Most of the more than 1,900 Ericaceae (Heath) family plant species are woody, alternately branching ground covers, shrubs or small trees, according to Penn State University's Department of Horticulture. Flowers on these acid-loving plants may be single or clustered. Blooms typically have joined petals that number half their stamens. The shallow-rooted plants need consistent summer watering. Many depend on soil fungi (mychorrizae) to help them absorb moisture and nutrients.
Mountain laurel (Kalmia latifolia) is a summer-blooming, broadleaf evergreen shrub or small tree. Heavy clusters of bell-shaped, pale pink blooms cover its strong, spreading limbs in June and July. The plants grow on forested slopes and meadows from New England west to Ohio and south to Alabama. Glossy, oval leaves give mountain laurel four seasons of interest. Pale green upon emerging, they're deep green during summer and purple by autumn. The 12- to 20-foot plant grows in cool locations with partial shade and moist, sandy or rocky soil. Ingesting any part of the plants may be fatal, according to the Lady Bird Johnson Wildflower Center.
Spreading trailing arbutus (Epigea repens) stands between 4 and 6 inches tall. Sharing its native range with mountain laurel, it brings delightfully scented leaves and blossoms to woods and clearings throughout the Eastern United States. Between March and May, its stems have clusters of trumpet-like, white or pale pink flowers. White berries that follow add to its appeal. This perennial likes partial to deep shade and well-drained, acidic humusy soil.

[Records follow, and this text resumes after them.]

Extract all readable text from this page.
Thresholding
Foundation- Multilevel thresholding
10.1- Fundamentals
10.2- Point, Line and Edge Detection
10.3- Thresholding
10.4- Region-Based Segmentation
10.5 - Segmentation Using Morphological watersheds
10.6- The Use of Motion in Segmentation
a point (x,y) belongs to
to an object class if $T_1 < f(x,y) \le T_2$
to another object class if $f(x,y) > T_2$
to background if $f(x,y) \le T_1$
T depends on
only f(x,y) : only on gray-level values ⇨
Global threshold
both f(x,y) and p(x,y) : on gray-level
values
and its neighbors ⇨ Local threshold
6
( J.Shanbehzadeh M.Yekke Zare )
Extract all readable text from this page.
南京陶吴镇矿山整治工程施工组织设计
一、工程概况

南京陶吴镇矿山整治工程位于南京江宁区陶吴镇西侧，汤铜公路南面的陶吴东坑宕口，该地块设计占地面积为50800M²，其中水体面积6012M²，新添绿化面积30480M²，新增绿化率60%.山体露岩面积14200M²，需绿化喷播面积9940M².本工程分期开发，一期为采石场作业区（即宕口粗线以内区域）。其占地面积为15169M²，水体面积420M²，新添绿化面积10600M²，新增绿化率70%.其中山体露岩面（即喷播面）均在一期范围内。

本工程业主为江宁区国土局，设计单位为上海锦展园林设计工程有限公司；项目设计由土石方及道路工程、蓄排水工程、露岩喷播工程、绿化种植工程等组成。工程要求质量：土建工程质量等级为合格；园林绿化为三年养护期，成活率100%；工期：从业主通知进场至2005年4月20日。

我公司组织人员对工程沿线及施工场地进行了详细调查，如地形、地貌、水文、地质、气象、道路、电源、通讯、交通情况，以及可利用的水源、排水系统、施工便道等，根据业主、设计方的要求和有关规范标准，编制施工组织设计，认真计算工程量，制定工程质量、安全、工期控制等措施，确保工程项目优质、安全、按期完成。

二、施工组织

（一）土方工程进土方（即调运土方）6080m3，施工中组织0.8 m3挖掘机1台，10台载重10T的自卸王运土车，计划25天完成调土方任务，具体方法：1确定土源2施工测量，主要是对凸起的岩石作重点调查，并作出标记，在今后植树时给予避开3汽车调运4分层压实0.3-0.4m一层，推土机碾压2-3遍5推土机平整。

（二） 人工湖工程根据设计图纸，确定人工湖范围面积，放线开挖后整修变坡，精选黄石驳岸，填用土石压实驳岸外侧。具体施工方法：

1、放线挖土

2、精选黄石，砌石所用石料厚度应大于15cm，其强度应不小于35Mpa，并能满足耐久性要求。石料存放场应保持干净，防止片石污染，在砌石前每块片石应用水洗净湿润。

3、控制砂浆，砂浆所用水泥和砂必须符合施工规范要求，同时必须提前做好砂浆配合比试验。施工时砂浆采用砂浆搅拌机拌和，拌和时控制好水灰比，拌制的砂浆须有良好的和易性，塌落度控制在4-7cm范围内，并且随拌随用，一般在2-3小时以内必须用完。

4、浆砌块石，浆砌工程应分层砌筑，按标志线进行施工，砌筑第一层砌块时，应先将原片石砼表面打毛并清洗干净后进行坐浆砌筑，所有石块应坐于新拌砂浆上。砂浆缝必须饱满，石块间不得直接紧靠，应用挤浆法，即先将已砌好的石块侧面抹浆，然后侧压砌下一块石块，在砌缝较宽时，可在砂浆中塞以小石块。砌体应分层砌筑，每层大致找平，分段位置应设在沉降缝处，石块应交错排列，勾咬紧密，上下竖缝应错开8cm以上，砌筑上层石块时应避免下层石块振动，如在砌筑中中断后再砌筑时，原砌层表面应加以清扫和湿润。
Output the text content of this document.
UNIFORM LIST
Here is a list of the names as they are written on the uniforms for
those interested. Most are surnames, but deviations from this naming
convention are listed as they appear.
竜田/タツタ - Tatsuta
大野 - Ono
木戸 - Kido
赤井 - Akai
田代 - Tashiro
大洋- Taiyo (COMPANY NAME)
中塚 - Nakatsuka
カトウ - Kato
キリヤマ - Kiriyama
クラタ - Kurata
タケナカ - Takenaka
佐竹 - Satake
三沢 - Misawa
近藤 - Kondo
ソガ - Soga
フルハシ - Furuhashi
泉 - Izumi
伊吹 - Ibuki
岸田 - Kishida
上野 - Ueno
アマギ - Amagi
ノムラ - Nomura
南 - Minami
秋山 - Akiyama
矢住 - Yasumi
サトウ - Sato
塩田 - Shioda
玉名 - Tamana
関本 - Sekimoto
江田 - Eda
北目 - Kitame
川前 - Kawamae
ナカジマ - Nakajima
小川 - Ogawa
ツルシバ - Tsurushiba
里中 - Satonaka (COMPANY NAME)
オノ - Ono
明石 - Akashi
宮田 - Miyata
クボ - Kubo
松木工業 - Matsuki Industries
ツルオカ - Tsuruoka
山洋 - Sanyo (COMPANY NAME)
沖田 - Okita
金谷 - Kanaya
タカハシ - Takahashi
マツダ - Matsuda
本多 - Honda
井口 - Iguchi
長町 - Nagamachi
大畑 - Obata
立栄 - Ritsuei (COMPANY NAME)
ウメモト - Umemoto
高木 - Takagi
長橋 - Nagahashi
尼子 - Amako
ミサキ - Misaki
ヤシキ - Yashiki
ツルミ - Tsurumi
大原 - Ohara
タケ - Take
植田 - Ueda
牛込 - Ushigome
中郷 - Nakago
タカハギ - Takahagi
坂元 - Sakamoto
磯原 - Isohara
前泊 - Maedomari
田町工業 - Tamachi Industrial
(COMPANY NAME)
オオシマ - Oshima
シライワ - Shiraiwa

Intolerant of floods or drought, it may be one of the Ericacea family plants dependent on mycorrhizae, according to the Lady Bird Johnson Wildflower Center
Like mountain laurel, sand myrtle (Leiophyllum buxifolium) is a heavily branching, evergreen shrub. Happiest in cool mountains or sandy barrens, it stands 18 inches to 3 feet tall. Dense, dark green glossy foliage contrasts with clusters of May and June flowers. Emerging as deep pink buds, they open to pink-edged white blossoms. Sand myrtle likes consistently moist, acidic (pH below 6.8) soil and partial shade, according to the Lady Bird Johnson Wildflower Center. It suffers in drought.
Bearberry (Arctostaphylos uva-ursi) is an exceptionally hardy Ericaceae family perennial. Native to USDA plant hardiness zones 2 though 6, it handles minimal winter temperatures between minus 50 and minus 10 degrees Fahrenheit. Bearberry spreads by rooting where its stems touch the ground. Given enough time, it covers large areas with 6-inch to 1-foot high branches of glossy, deep green foliage. Between April and May, nodding stems bear clusters of pinkish-white flowers. From late summer throughout the winter, its brilliant red berries feed birds and other wildlife--including bears. Bearberry thrives in infertile locations with full sun to partial shade. It likes acidic, sandy soil.